そこで今日は、『1人でできる子が育つ テキトー母さんのすすめ』の著者の立石美津子が“子どもの頭を悪くしてしまう恐れのある便利なもの”についてお話します。
■1:電子マネー
お財布携帯やパスモなどは小銭を用意する必要もなく、急いでいる時にカードをかざして「ピピッ」とするだけで買えてしまうので便利ですよね。
でも、子どもに“数のお勉強をさせよう”と買い物体験をさせるときには電子マネーを使っては意味がありません。
もし外出した時は、あえて実物のお金を触らせて自動販売機で飲み物を買わせたり、言葉を覚えてコミュニケーションが上手になってきたら駅のホームのキヨスクで実際に店員から「ウーロン茶ください」と商品を購入する体験をさせましょう。
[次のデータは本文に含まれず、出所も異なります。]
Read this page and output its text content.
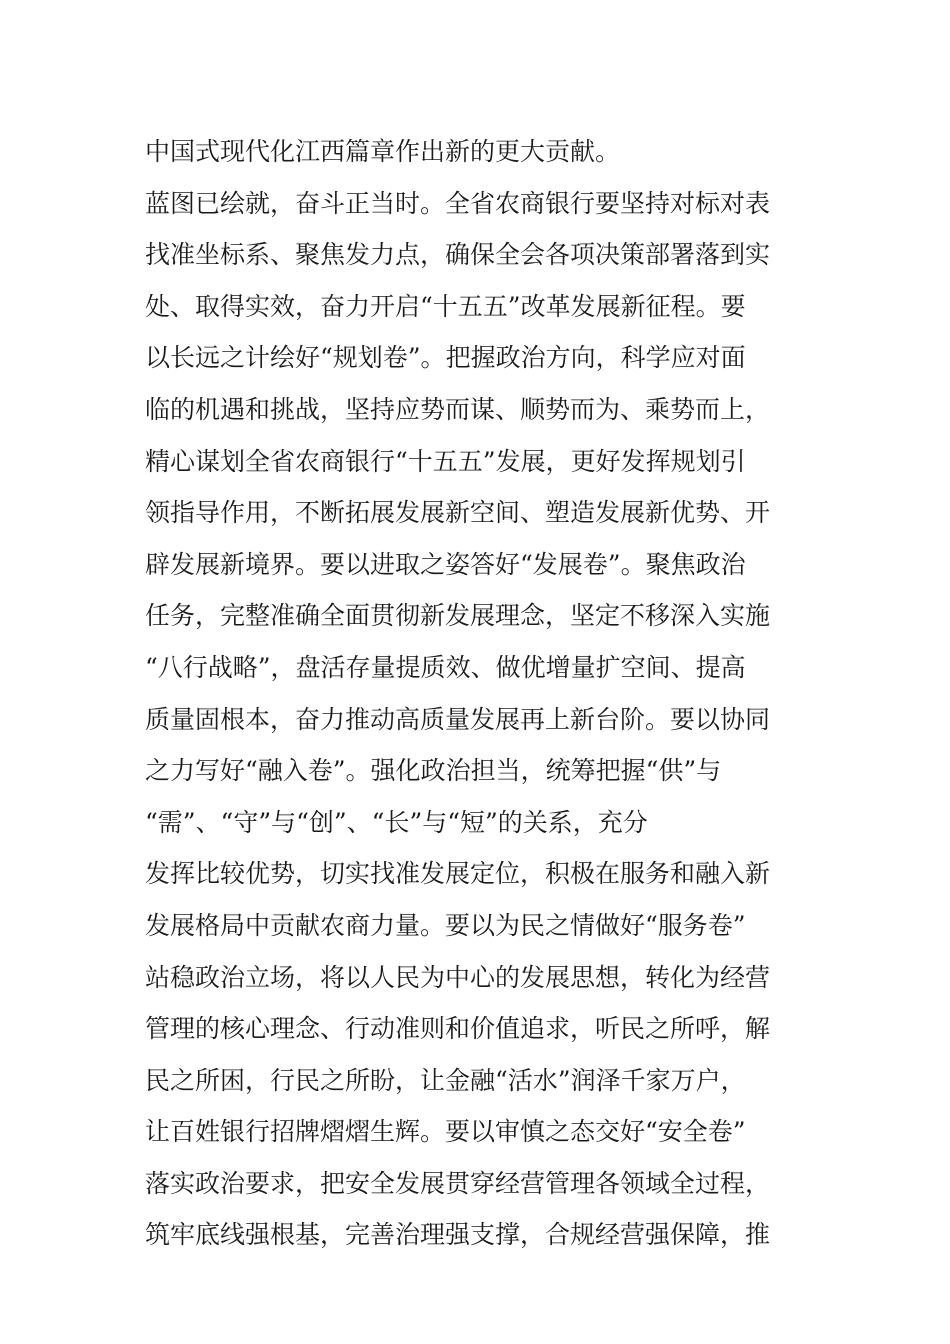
中国式现代化江西篇章作出新的更大贡献。
蓝图已绘就，奋斗正当时。全省农商银行要坚持对标对表
找准坐标系、聚焦发力点，确保全会各项决策部署落到实
处、取得实效，奋力开启“十五五”改革发展新征程。要
以长远之计绘好“规划卷”。把握政治方向，科学应对面
临的机遇和挑战，坚持应势而谋、顺势而为、乘势而上，
精心谋划全省农商银行“十五五”发展，更好发挥规划引
领指导作用，不断拓展发展新空间、塑造发展新优势、开
辟发展新境界。要以进取之姿答好“发展卷”。聚焦政治
任务，完整准确全面贯彻新发展理念，坚定不移深入实施
“八行战略”，盘活存量提质效、做优增量扩空间、提高
质量固根本，奋力推动高质量发展再上新台阶。要以协同
之力写好“融入卷”。强化政治担当，统筹把握“供”与
“需”、“守”与“创”、“长”与“短”的关系，充分
发挥比较优势，切实找准发展定位，积极在服务和融入新
发展格局中贡献农商力量。要以为民之情做好“服务卷”
站稳政治立场，将以人民为中心的发展思想，转化为经营
管理的核心理念、行动准则和价值追求，听民之所呼，解
民之所困，行民之所盼，让金融“活水”润泽千家万户，
让百姓银行招牌熠熠生辉。要以审慎之态交好“安全卷”
落实政治要求，把安全发展贯穿经营管理各领域全过程，
筑牢底线强根基，完善治理强支撑，合规经营强保障，推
駅でママの切符を買うときも親がさっさとパスモで買ってしまうのではなく、子ども自身が投入口にコインを入れる体験をすることで、数の勉強になりますよ。
■2:大型スーパーマーケット
最近は商店街も減り、スーパーで買い物を済ます人が多くなりました。肉や野菜、キッチン用品も揃っています。色んな店に立ち寄る必要もなく、お金も一気にレジ係りの人が計算してくれます。
でも、商店街を歩けば肉は肉屋、魚は魚屋と立ち寄り、お店の人とコミュニケーションも出来ます。お金もその都度、財布から出しますよね。
社会経験、数の体験がしやすいのは商店街です。急いでいない時は子どものためと思って商店街で買い物することをオススメします。
■3:デジタル時計
数字だけがついているデジタル時計は時間間隔が身につきません。“7:30”の表示を見て「7時30分だ」と言っても、時間の意味は分かっておらず、ただ数字を読んだだけです。
でも、針のついたアナログ時計ですと「長い針が“12”のところまであと30分間ある」の時間間隔が目で見て分かるようになります。時計を読むことは単に数字を読みあげることではなく、自分で「あと10分で寝る時間だな」と時の“流れ”を理解することです。
家庭では針がついているアナログ時計を準備しましょう。ただし、壁にかけっぱなしだと壁紙と同じです。「早くしなさい」と言う代わりに「あと10分で8時だからそろそろ寝る支度しようね」と時計を会話に入れることが肝心ですよ。
■4:携帯、パソコン
年賀状も暑中見舞いもSNSで済ませる人が多くなってきました。こうなると段々、手で文字を書くことが面倒になりますよね。でも、子どもには日常で友達へのお手紙や誕生日やクリスマスなど、季節やイベント毎にカードに文字を書く練習を習慣づけて、将来、筆不精にならないようにしつけましょう。
また、地図や漢字を調べる、その他調べものをするときネット検索は大変便利ですが、子どもには敢えて紙の地図帳や図鑑を与えましょう。
時間はかかりますが、ペラペラめくっていくうちに「こんな虫もいるんだ」「東京ディズニーランドは東京都ではなく千葉県に位置するんだ」など目的以外のものも発見でき興味関心が広がります。きっと知的好奇心にも火が点くでしょう。
また、冒頭でも触れましたが、携帯やパソコンを使うと文章の前後で自動的に判断して漢字変換してくれるため、最近は家に辞書を置いている人も少なくなりました。
でも、子どもには漢和辞典や国語辞典を与えましょう。漢字や言葉の意味を調べるとき辞書を見れば別の漢字もたくさん目にすることができ、漢字力が付きますよに付きますよ!
いかがでしたか。
教育には合理性ばかり追わないようにしましょうね。便利なことが時に子どもには悪影響の場合もあります。子どもが小さいうちは手間なことを敢えて経験させる方が知能も向上します。ぜひ意識してみてください!